À notre disposition les cartes PPRL (Plan de prévention des risques littoraux), une pour l’ensemble du bassin nazairien jusqu’à La Turballe et une autre de Piriac jusqu’à Assérac.
Elles tiennent compte de la submersion marine et de l’érosion du trait de côte. Mais l’élévation du niveau de la mer estimé à + 87 cm d’ici 100 ans n’est prise en compte seulement pour la submersion marine.
Pour les habitants concernés, comment communiquer sur le sujet sans les effrayer ?
L’acculturation des populations, après celle des élus, est un volet primordial et permanent de la stratégie. Il faut développer la culture du risque littoral. Depuis fin 2022, une modification législative impose aux agents immobiliers, en cas d’achat de biens sur la côte, de mentionner ce risque d’érosion. Il en est de même en cas de DIA (déclaration d’intention d’aliéner) ou d’autorisation de travaux sur un bien proche du littoral. C’est un sujet anxiogène, car c’est un patrimoine que l’on risque de perdre et de ne pas transmettre. Certains acquéreurs en ont bien conscience aujourd’hui.
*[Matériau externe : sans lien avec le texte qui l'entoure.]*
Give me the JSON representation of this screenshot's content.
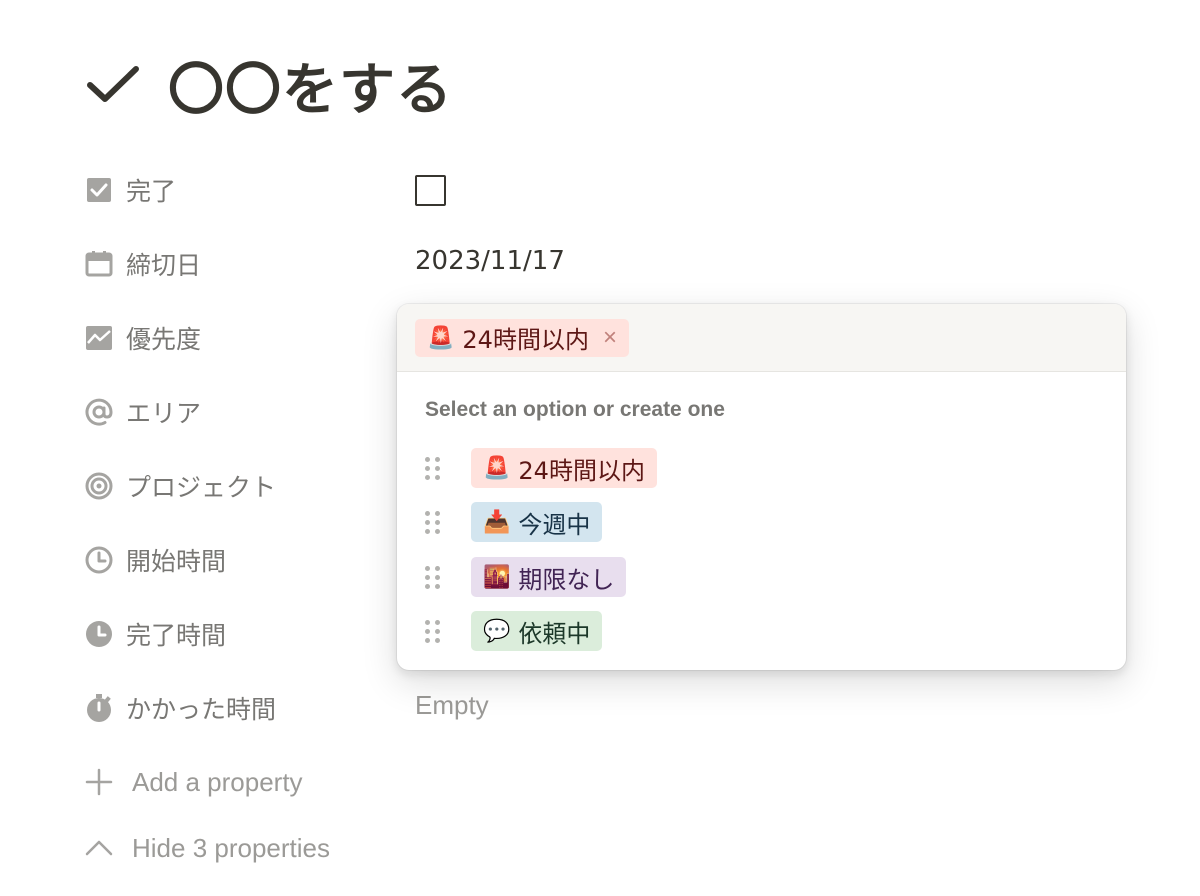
{
  "page": {
    "title": "〇〇をする"
  },
  "properties": [
    {
      "label": "完了",
      "icon": "checkbox-icon"
    },
    {
      "label": "締切日",
      "icon": "calendar-icon"
    },
    {
      "label": "優先度",
      "icon": "chart-icon"
    },
    {
      "label": "エリア",
      "icon": "at-icon"
    },
    {
      "label": "プロジェクト",
      "icon": "target-icon"
    },
    {
      "label": "開始時間",
      "icon": "clock-icon"
    },
    {
      "label": "完了時間",
      "icon": "clock-filled-icon"
    },
    {
      "label": "かかった時間",
      "icon": "stopwatch-icon"
    }
  ],
  "values": {
    "deadline": "2023/11/17",
    "elapsed_time": "Empty"
  },
  "footer": {
    "add_property": "Add a property",
    "hide_properties": "Hide 3 properties"
  },
  "popup": {
    "selected": {
      "emoji": "🚨",
      "label": "24時間以内",
      "remove": "×"
    },
    "hint": "Select an option or create one",
    "options": [
      {
        "emoji": "🚨",
        "label": "24時間以内",
        "bg": "#ffe2dd",
        "fg": "#5d1715"
      },
      {
        "emoji": "📥",
        "label": "今週中",
        "bg": "#d3e5ef",
        "fg": "#183347"
      },
      {
        "emoji": "🌇",
        "label": "期限なし",
        "bg": "#e8deee",
        "fg": "#412454"
      },
      {
        "emoji": "💬",
        "label": "依頼中",
        "bg": "#dbeddb",
        "fg": "#1c3829"
      }
    ]
  },
  "colors": {
    "text": "#37352f",
    "muted": "#787774",
    "faint": "#9b9a97",
    "icon": "#a5a4a1"
  }
}
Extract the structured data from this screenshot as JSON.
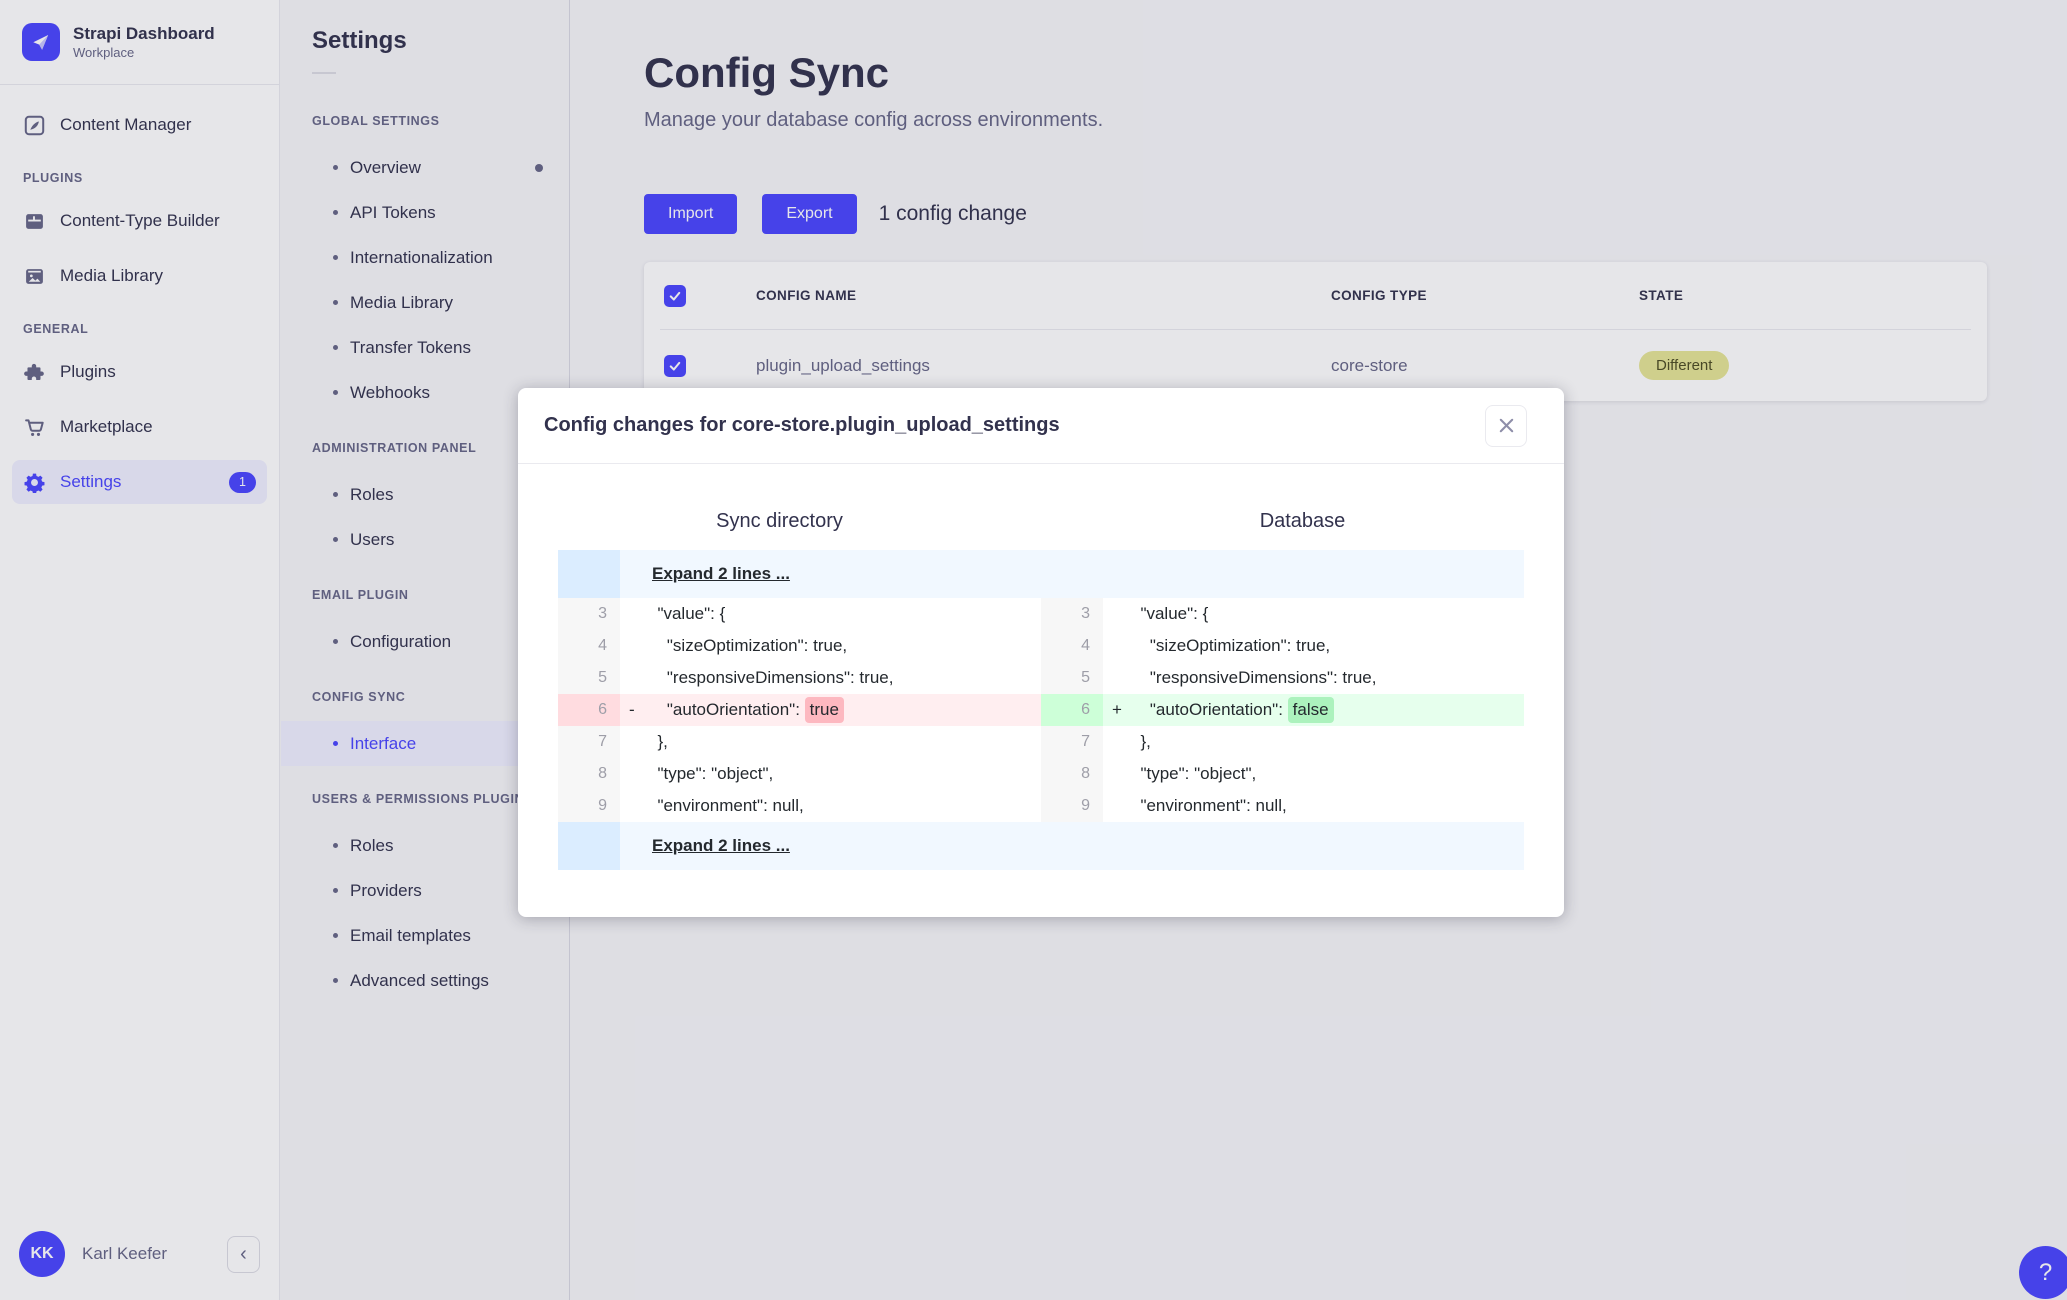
{
  "brand": {
    "title": "Strapi Dashboard",
    "subtitle": "Workplace"
  },
  "nav": {
    "content_manager": "Content Manager",
    "sections": [
      {
        "label": "PLUGINS",
        "items": [
          "Content-Type Builder",
          "Media Library"
        ]
      },
      {
        "label": "GENERAL",
        "items": [
          "Plugins",
          "Marketplace",
          "Settings"
        ]
      }
    ],
    "settings_badge": "1",
    "collapse_icon": "‹",
    "user": {
      "initials": "KK",
      "name": "Karl Keefer"
    }
  },
  "subnav": {
    "title": "Settings",
    "sections": [
      {
        "label": "GLOBAL SETTINGS",
        "items": [
          "Overview",
          "API Tokens",
          "Internationalization",
          "Media Library",
          "Transfer Tokens",
          "Webhooks"
        ]
      },
      {
        "label": "ADMINISTRATION PANEL",
        "items": [
          "Roles",
          "Users"
        ]
      },
      {
        "label": "EMAIL PLUGIN",
        "items": [
          "Configuration"
        ]
      },
      {
        "label": "CONFIG SYNC",
        "items": [
          "Interface"
        ]
      },
      {
        "label": "USERS & PERMISSIONS PLUGIN",
        "items": [
          "Roles",
          "Providers",
          "Email templates",
          "Advanced settings"
        ]
      }
    ]
  },
  "main": {
    "title": "Config Sync",
    "subtitle": "Manage your database config across environments.",
    "import_label": "Import",
    "export_label": "Export",
    "changes_label": "1 config change",
    "table": {
      "headers": [
        "CONFIG NAME",
        "CONFIG TYPE",
        "STATE"
      ],
      "rows": [
        {
          "name": "plugin_upload_settings",
          "type": "core-store",
          "state": "Different"
        }
      ]
    }
  },
  "modal": {
    "title": "Config changes for core-store.plugin_upload_settings",
    "left_header": "Sync directory",
    "right_header": "Database",
    "expand_top": "Expand 2 lines ...",
    "expand_bottom": "Expand 2 lines ...",
    "diff_lines": [
      {
        "num": "3",
        "text": "  \"value\": {"
      },
      {
        "num": "4",
        "text": "    \"sizeOptimization\": true,"
      },
      {
        "num": "5",
        "text": "    \"responsiveDimensions\": true,"
      },
      {
        "num": "6",
        "left_marker": "-",
        "right_marker": "+",
        "code_pre": "    \"autoOrientation\": ",
        "left_word": "true",
        "right_word": "false"
      },
      {
        "num": "7",
        "text": "  },"
      },
      {
        "num": "8",
        "text": "  \"type\": \"object\","
      },
      {
        "num": "9",
        "text": "  \"environment\": null,"
      }
    ]
  },
  "help_label": "?",
  "colors": {
    "accent": "#4945ff",
    "removed_word": "#fdb8c0",
    "added_word": "#acf2bd",
    "state_badge_bg": "#e5e596"
  }
}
(1) Cerema : Centre d’étude et d’expertise sur les risques, l’environnement, la mobilité et l’aménagement.
(2) Les ouvrages d’aménagement du trait de côte sur le territoire littoral de Cap Atlantique représentent un linéaire cumulé de 60 km dont 42,5 km servent à se défendre contre la mer ou à lutter contre l’érosion; 3 ouvrages d’aménagements sur 4 sont des enrochements, perrés, etc., et sont difficilement réversibles. La moitié de ces aménagements sont actuellement gérés par les communes du territoire, car situés sur du domaine public, 1 ouvrage sur 4 est un ouvrage privé.